Before going into ministry, I pursued a doctorate in the New Testament. Academia was not for me, but I love to share about academia with my church. Unfortunately, over the years, I've come to realize that as a whole, we Christians know very little about the origins of our Gospels — for whom they were written, by whom, why, when and where. We don't realize that each of the Gospels tells a different story, for a different people.
So when a person claims to have the Gospel Truth, we must ask ourselves whose truth is it?
Each Sunday this summer at Fairview Community Church, we studied a different Gospel. We began with the first written, the Gospel of Mark, followed up with Matthew and Luke — the two Gospels that took their content from the Gospel of Mark and another source we call "Q."
Then we learned about the Gospel of John and its completely different Christology and writing style. And then we jumped out of the canon and looked at The Gospel of Thomas, the sayings Gospel that consists almost entirely of simple, often cryptic, sayings of Jesus.
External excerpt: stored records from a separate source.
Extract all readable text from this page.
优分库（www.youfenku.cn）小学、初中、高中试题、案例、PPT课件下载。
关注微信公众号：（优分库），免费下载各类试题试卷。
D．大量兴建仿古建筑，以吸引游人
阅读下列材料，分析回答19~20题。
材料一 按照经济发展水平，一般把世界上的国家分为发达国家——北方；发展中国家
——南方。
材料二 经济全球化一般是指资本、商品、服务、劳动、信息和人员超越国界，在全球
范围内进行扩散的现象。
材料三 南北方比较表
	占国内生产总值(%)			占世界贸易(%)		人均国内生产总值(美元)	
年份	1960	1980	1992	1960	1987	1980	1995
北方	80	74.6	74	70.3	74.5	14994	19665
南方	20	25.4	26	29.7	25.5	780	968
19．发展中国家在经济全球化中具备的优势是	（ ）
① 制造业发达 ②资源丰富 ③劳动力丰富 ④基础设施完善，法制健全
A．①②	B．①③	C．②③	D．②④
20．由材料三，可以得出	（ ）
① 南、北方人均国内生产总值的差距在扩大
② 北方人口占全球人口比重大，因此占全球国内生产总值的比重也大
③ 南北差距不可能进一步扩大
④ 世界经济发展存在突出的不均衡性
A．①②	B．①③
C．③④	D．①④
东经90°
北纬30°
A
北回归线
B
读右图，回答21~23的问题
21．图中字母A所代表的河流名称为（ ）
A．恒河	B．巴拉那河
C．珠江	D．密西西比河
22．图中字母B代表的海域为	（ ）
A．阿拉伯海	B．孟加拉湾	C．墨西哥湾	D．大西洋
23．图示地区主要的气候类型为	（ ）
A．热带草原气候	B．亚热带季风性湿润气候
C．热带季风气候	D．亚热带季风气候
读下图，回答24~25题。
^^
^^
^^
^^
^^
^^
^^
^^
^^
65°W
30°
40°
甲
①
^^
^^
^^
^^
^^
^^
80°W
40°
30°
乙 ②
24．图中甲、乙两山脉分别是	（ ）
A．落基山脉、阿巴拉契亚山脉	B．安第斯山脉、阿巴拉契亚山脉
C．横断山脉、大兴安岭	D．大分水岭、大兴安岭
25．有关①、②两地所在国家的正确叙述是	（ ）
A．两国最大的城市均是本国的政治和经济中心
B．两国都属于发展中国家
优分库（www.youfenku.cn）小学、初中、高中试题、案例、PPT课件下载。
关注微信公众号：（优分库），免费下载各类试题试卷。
Last week, we read the controversial Gospel of Mary and examined the woman who may have been Jesus' most beloved disciple.
This Sunday we have one Gospel left to study. The newly discovered Gospel of Judas. Only brought to light within the last decade, Judas has long been considered the traitor, the disciple who turned his back on Jesus.
However, in this Gnostic text (by the way, we learned about the Gnostic community, which sought salvation through wisdom), we discover that Judas is not the betrayer who betrayed Jesus confidence but instead was fully capable of seeing Jesus' true identity and thus was the most beloved disciple.
As you can imagine, this series has been fascinating. For a pastor with an academic's heart and a preacher's voice, it has been challenging to take scholarship and make it palpable for the lay person.
And yet, for those of us who believe in a thinking faith, we know we are to be challenged, challenged by the Gospel writers and by their communities, their beliefs and their traditions, but moreover challenged by Jesus.
So I challenge you to read the Gospels: the four in your Bible and the few extra-canonical texts that exist beyond. You might just hear the challenge of Jesus himself: "You who have ears to hear: Listen."